Gary’s father, Sid (Mike Hartman), is a sweettoothed diabetic visiting kooky California from stolid Chicago. A gruff, no-nonsense man, Sid is equally genuine when he berates Gary for his pie-in-the-sky plan and, later, when he throws all of his support behind the effort. Though afforded less stage time, Gary’s rival for the record-breaking baseball, Michael Nomura (Pun Bandhu), and Michael’s mother, Ruth (Wai-Ching Ho), are also fully realized. With just a few exchanges, the depth and breadth of their relationship is made abundantly clear. The baseball player poised to deliver the epic dinger, Darryl Love (Nicoye Banks), swaggers like a superstar, while providing essential commentary on the ever-evolving nature of America’s pastime.

Credit Weitzman with creating these exceedingly plausible characters and giving them credible things to do and say, but Mr. Weitzman’s world premier benefits immeasurably from the acting talent involved. Denver Center Theatre Company veteran Hartman kills it as Sid Zipnik. He has the entire audience reeling with laughter time and time again.

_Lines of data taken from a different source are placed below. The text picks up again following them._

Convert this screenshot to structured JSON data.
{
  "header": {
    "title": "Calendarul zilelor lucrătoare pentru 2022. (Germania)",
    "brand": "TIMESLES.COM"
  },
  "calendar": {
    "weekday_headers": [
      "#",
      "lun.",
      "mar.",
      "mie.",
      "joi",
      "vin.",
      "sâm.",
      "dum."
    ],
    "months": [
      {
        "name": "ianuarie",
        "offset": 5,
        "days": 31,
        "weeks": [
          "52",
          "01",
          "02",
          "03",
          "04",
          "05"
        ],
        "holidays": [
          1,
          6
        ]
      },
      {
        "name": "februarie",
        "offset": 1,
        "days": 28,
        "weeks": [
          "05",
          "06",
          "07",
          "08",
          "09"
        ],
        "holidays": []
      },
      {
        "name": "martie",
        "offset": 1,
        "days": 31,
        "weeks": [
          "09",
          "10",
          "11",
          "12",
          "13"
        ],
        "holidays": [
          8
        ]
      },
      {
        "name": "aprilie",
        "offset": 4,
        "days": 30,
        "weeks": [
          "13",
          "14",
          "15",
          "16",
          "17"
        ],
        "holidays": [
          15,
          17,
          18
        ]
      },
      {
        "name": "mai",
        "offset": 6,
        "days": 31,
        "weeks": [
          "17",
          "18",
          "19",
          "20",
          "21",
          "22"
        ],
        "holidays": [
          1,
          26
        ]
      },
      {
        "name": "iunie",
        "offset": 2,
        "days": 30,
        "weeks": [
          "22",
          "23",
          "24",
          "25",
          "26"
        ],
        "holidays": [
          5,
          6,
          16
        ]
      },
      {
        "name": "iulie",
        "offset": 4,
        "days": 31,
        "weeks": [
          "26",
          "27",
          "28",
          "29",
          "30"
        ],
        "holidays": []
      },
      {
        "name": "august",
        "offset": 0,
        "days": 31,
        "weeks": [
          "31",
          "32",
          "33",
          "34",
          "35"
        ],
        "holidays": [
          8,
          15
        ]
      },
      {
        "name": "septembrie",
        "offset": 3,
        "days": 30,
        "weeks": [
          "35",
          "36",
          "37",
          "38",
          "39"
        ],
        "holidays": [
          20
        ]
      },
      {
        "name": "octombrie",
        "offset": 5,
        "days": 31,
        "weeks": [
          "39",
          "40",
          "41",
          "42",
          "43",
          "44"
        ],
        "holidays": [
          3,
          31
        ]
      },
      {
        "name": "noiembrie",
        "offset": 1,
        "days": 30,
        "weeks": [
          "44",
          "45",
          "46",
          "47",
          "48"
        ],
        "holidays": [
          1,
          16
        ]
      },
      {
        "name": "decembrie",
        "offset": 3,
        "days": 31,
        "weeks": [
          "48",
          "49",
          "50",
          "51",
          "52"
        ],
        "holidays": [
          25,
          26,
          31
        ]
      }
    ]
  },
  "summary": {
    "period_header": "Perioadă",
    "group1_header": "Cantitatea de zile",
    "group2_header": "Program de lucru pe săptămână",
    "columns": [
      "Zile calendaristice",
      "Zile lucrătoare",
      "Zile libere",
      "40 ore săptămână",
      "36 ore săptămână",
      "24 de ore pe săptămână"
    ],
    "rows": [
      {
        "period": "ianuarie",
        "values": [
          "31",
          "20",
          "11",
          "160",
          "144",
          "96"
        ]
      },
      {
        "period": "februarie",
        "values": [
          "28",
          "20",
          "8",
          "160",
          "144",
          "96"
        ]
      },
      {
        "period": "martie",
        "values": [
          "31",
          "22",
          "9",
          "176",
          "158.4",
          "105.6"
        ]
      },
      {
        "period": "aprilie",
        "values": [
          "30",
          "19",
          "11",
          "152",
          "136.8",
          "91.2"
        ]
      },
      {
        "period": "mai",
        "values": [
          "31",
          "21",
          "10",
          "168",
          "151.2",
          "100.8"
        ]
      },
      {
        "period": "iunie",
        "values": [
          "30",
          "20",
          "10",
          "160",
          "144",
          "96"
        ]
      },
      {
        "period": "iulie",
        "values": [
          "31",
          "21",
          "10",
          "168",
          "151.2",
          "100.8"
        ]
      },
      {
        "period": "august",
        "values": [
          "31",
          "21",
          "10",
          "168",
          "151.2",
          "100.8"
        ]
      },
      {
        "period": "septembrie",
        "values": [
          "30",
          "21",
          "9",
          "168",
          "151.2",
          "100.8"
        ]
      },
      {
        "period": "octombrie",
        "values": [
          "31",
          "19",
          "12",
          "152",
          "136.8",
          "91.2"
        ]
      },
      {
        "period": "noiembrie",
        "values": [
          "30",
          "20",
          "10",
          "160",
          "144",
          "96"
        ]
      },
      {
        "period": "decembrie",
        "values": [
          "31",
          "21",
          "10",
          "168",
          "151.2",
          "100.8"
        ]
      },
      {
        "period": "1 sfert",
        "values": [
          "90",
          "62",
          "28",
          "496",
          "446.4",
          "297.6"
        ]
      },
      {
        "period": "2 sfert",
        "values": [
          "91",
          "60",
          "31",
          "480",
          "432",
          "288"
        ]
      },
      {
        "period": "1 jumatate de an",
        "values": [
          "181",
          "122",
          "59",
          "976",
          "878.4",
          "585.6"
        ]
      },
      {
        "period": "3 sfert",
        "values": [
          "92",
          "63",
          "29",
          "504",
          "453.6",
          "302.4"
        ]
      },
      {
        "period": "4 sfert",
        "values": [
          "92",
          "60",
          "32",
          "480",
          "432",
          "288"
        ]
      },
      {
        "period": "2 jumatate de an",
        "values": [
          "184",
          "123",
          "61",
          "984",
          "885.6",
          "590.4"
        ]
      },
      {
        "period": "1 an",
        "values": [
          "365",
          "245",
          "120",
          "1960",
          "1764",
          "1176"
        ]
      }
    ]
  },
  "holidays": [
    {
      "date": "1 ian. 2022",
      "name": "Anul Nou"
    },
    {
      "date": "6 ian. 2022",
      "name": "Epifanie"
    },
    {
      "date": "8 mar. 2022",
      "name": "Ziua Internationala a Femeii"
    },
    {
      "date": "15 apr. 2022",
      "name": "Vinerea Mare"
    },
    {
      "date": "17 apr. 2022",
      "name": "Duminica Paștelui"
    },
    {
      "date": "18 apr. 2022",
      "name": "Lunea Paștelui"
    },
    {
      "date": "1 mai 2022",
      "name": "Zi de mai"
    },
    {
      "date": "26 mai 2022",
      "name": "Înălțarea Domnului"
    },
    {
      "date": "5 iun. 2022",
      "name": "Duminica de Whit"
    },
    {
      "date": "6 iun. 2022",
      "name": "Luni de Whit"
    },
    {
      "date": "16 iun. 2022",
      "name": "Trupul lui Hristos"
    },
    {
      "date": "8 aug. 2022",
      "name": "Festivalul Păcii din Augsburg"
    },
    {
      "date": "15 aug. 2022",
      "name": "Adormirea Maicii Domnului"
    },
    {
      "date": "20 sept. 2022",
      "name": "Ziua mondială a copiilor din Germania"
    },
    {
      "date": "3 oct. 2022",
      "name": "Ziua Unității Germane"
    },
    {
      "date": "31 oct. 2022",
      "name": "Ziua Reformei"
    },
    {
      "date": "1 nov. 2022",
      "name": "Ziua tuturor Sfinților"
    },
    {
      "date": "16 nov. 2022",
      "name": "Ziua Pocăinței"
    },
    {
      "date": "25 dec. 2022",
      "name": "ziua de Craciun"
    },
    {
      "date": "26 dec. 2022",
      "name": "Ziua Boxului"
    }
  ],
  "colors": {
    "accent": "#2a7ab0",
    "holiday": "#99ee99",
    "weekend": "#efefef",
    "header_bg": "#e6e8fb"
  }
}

Peakes gives us a Gary full of manic energy and driven by an unstated but undeniable fear of failure. Bandhu plays Michael with the reserve required by the part, and as his mother, Ho steals nearly every one of her few scenes. As Love, Banks exudes movie star charisma while tackling a deceivingly complicated role.

Of the major American sports, I would argue that baseball remains the purest. After all, it is the only sport without a clock and that cannot end in a tie. Baseball games take as long as they take, and they are played until one team wins. As pure as baseball is, it is not immune to scandal, as both gambling and steroids have proven in the past. Baseball, like the lucky few who play it professionally and the countless many who follow it avidly each season, is a unique, flawed, brilliant thing, and in that it shares a great deal with The Catch.


On the Bill

The Catch plays through Feb. 26 at the Denver Center, 1101 13th St. in Denver. Tickets are $10-$57.